The Marcus Foundation and Billi and Bernie Marcus have announced an $80 million grant to Atlanta’s Shepherd Center, believed the largest such donation since the hospital’s founding in 1975.
The Shepherd Center is one of few specialty hospitals in America that concentrates on patients with spinal cord injuries, brain injuries and other similar conditions.
According to Alana Shepherd, co-founder of the hospital and chairman of the board, the Marcus support for the Shepherd Center dates back to the early 1980s.
“Billi and Bernie believed in us from the beginning as we dreamed to do the impossible, establishing a specialized rehabilitation program following the catastrophic accident our son, James, experienced.”
The development of the center’s hospital complex on Peachtree Road has long impressed Bernie Marcus, one of the founders of The Home Depot corporation.
“Watching Alana and her family nurture the organization from an idea into the premier destination for neurorehabilitation has inspired my family and foundation to continue driving Shepherd Center’s mission forward.”
The AJT spoke with Sarah Morrison, CEO of the Shepherd Center, about the impact of the Marcus gift and the hospital’s plans for a five-year fundraising campaign.
Morrison: This campaign has three different legs to it. One is access. It is the ability to serve more people. The second leg is patient experience. And that’s where our family housing comes in and allowing families to be here throughout their loved one’s rehab.
We’re also going to have smart rooms in all of our patient rooms. So, for example, if somebody was paralyzed from the neck down, they can wheel into their patient room and be able to control their environment.
And then the third leg is the innovation. Right now, there’s not a cure for brain injury or spinal cord injury, but there are certainly technologies and programing that can help our patients become more independent and have them have a better recovery. And that’s in research. It’s innovation.
AJT: How is this gift going to have an impact on the military families that you serve, those military veterans who’ve been impacted by spinal injuries and other conditions?
Morrison: Our SHARE Military Initiative was started in 2008 for post 9/11 servicemen and women that have a brain injury and post-traumatic stress disorder. It’s a 12-week program that really has given purpose back to the servicemen and women. And again, we just need to do more of it. We want to grow that. We want to double that. There’s a lot more servicemen and women that need our care and need our specialty treatment and protocols. We know what we do works because we have 100 percent success rate and that 100 percent of our more than 600 clients are still with us and are still productive.
AJT: What is the impact likely to be of this $80 million gift on the physical structure of the Shepherd Center?
Morrison: The biggest [impact] from a structural perspective is to be able to have us grow and be flexible well beyond 2025, when the Shepherd Center turns 50 years old. It will give us the ability to add more beds. It’ll give us the ability to grow some of our other programs like for multiple sclerosis. But again, the innovation goes along with that in enhancing our care, doing more of it and doing better with it.

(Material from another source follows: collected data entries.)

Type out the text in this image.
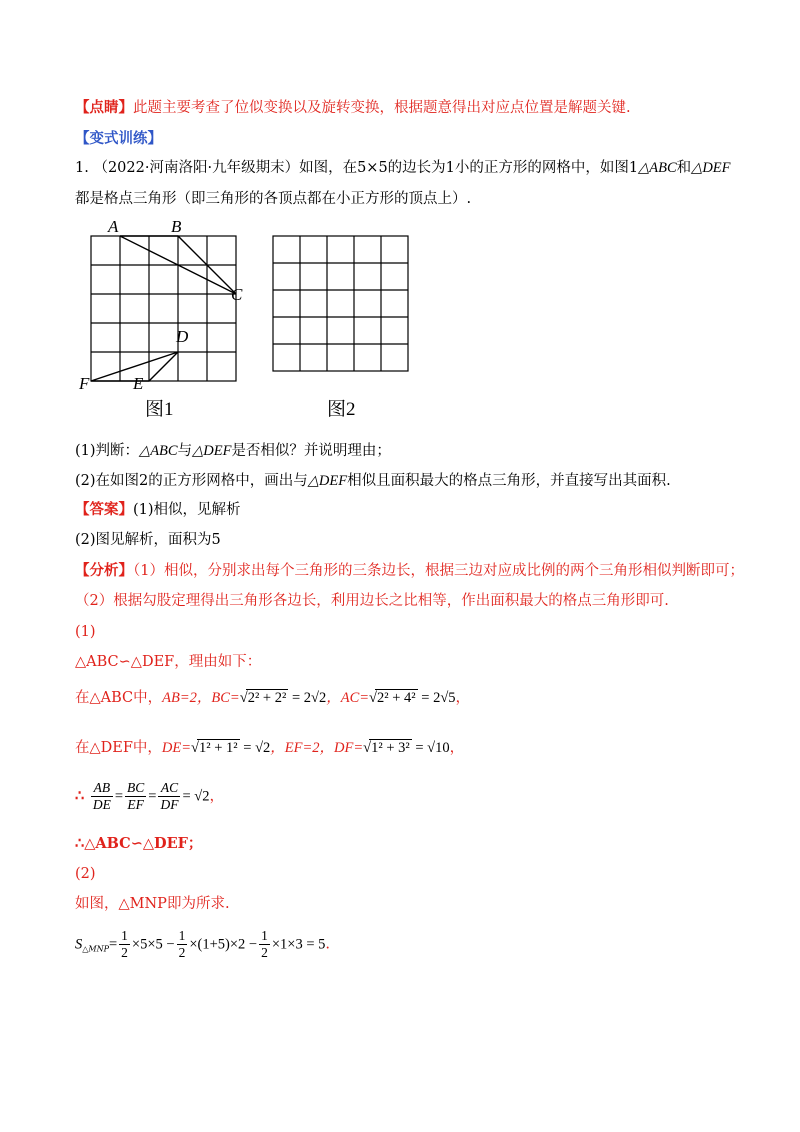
【点睛】此题主要考查了位似变换以及旋转变换，根据题意得出对应点位置是解题关键.
【变式训练】
1. （2022·河南洛阳·九年级期末）如图，在5×5的边长为1小的正方形的网格中，如图1△ABC和△DEF
都是格点三角形（即三角形的各顶点都在小正方形的顶点上）.
A	B
C
D
E
F
图1	图2
(1)判断：△ABC与△DEF是否相似？并说明理由；
(2)在如图2的正方形网格中，画出与△DEF相似且面积最大的格点三角形，并直接写出其面积.
【答案】(1)相似，见解析
(2)图见解析，面积为5
【分析】（1）相似，分别求出每个三角形的三条边长，根据三边对应成比例的两个三角形相似判断即可；
（2）根据勾股定理得出三角形各边长，利用边长之比相等，作出面积最大的格点三角形即可.
(1)
△ABC∽△DEF，理由如下：
在△ABC中，AB=2，BC=√2² + 2² = 2√2，AC=√2² + 4² = 2√5，
在△DEF中，DE=√1² + 1² = √2，EF=2，DF=√1² + 3² = √10，
∴ $\frac{AB}{DE} = \frac{BC}{EF} = \frac{AC}{DF} = √2$，
∴△ABC∽△DEF；
(2)
如图，△MNP即为所求.
$S_{\triangle MNP}= \frac{1}{2} \times 5\times 5 - \frac{1}{2} \times(1+5)\times 2 - \frac{1}{2} \times 1\times 3 = 5$.
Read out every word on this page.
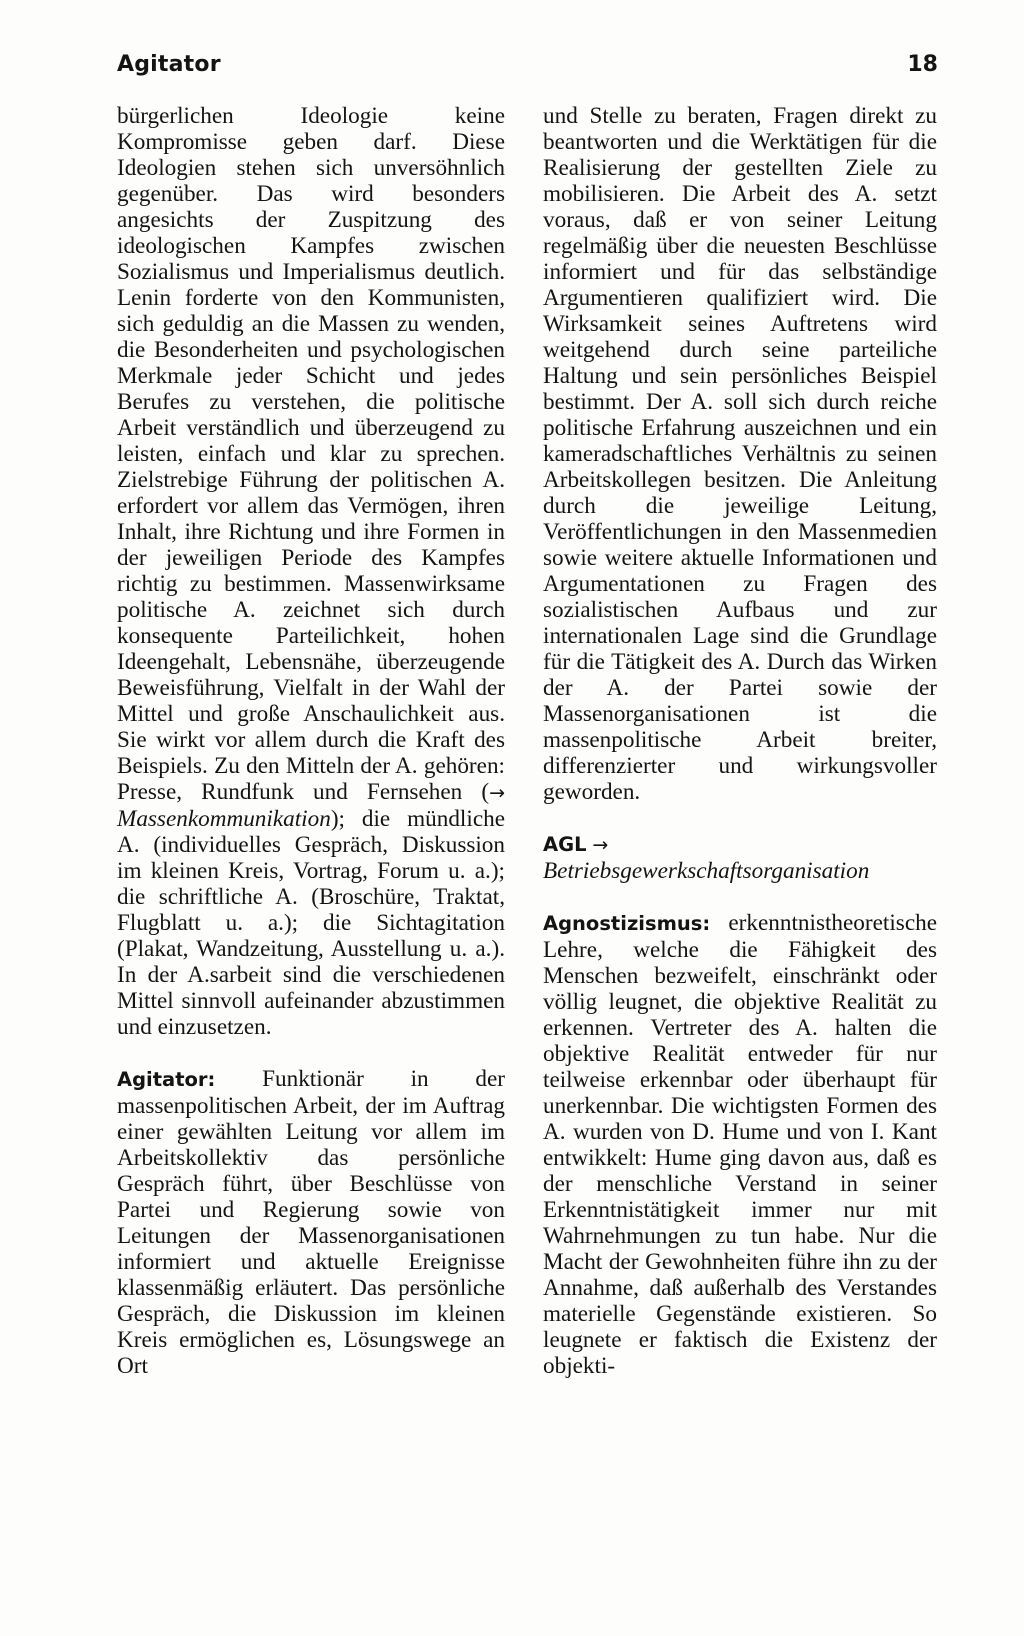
Agitator	18

bürgerlichen Ideologie keine Kompromisse geben darf. Diese Ideologien stehen sich unversöhnlich gegenüber. Das wird besonders angesichts der Zuspitzung des ideologischen Kampfes zwischen Sozialismus und Imperialismus deutlich. Lenin forderte von den Kommunisten, sich geduldig an die Massen zu wenden, die Besonderheiten und psychologischen Merkmale jeder Schicht und jedes Berufes zu verstehen, die politische Arbeit verständlich und überzeugend zu leisten, einfach und klar zu sprechen. Zielstrebige Führung der politischen A. erfordert vor allem das Vermögen, ihren Inhalt, ihre Richtung und ihre Formen in der jeweiligen Periode des Kampfes richtig zu bestimmen. Massenwirksame politische A. zeichnet sich durch konsequente Parteilichkeit, hohen Ideengehalt, Lebensnähe, überzeugende Beweisführung, Vielfalt in der Wahl der Mittel und große Anschaulichkeit aus. Sie wirkt vor allem durch die Kraft des Beispiels. Zu den Mitteln der A. gehören: Presse, Rundfunk und Fernsehen (→ Massenkommunikation); die mündliche A. (individuelles Gespräch, Diskussion im kleinen Kreis, Vortrag, Forum u. a.); die schriftliche A. (Broschüre, Traktat, Flugblatt u. a.); die Sichtagitation (Plakat, Wandzeitung, Ausstellung u. a.). In der A.sarbeit sind die verschiedenen Mittel sinnvoll aufeinander abzustimmen und einzusetzen.

Agitator: Funktionär in der massenpolitischen Arbeit, der im Auftrag einer gewählten Leitung vor allem im Arbeitskollektiv das persönliche Gespräch führt, über Beschlüsse von Partei und Regierung sowie von Leitungen der Massenorganisationen informiert und aktuelle Ereignisse klassenmäßig erläutert. Das persönliche Gespräch, die Diskussion im kleinen Kreis ermöglichen es, Lösungswege an Ort

und Stelle zu beraten, Fragen direkt zu beantworten und die Werktätigen für die Realisierung der gestellten Ziele zu mobilisieren. Die Arbeit des A. setzt voraus, daß er von seiner Leitung regelmäßig über die neuesten Beschlüsse informiert und für das selbständige Argumentieren qualifiziert wird. Die Wirksamkeit seines Auftretens wird weitgehend durch seine parteiliche Haltung und sein persönliches Beispiel bestimmt. Der A. soll sich durch reiche politische Erfahrung auszeichnen und ein kameradschaftliches Verhältnis zu seinen Arbeitskollegen besitzen. Die Anleitung durch die jeweilige Leitung, Veröffentlichungen in den Massenmedien sowie weitere aktuelle Informationen und Argumentationen zu Fragen des sozialistischen Aufbaus und zur internationalen Lage sind die Grundlage für die Tätigkeit des A. Durch das Wirken der A. der Partei sowie der Massenorganisationen ist die massenpolitische Arbeit breiter, differenzierter und wirkungsvoller geworden.

AGL → Betriebsgewerkschaftsorganisation

Agnostizismus: erkenntnistheoretische Lehre, welche die Fähigkeit des Menschen bezweifelt, einschränkt oder völlig leugnet, die objektive Realität zu erkennen. Vertreter des A. halten die objektive Realität entweder für nur teilweise erkennbar oder überhaupt für unerkennbar. Die wichtigsten Formen des A. wurden von D. Hume und von I. Kant entwikkelt: Hume ging davon aus, daß es der menschliche Verstand in seiner Erkenntnistätigkeit immer nur mit Wahrnehmungen zu tun habe. Nur die Macht der Gewohnheiten führe ihn zu der Annahme, daß außerhalb des Verstandes materielle Gegenstände existieren. So leugnete er faktisch die Existenz der objekti-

This gift is going to be a catalyst that will absolutely transform how Shepherd cares for these individuals and how others care for these individuals. So we’re very, very excited. We’re also very excited about our flexibility and our future growth well beyond 2025.
AJT: What are you most proud of as the chief executive officer of Shepherd?
Morrison: We’re still very much a family-oriented organization where people really live by the mission of serving these catastrophically injured individuals. And you can feel that. You can feel how they’re recovering. You can feel the hope. If they come to Shepherd Center, we’ll get them as far as they possibly can go. And with a lot of these injuries, recovery can take years. And that’s why Shepherd has been so strategic in making sure that we have the full continuum of care. So it’s just really taking our winning formula of care, which is our culture, our clinical excellence, our innovation and our donations, and really integrating that all into what I’ll call our secret sauce and really achieving the high level of outcomes that we do. And with this gift and this fundraising campaign, we’re going to continue to escalate and enhance all of our programing.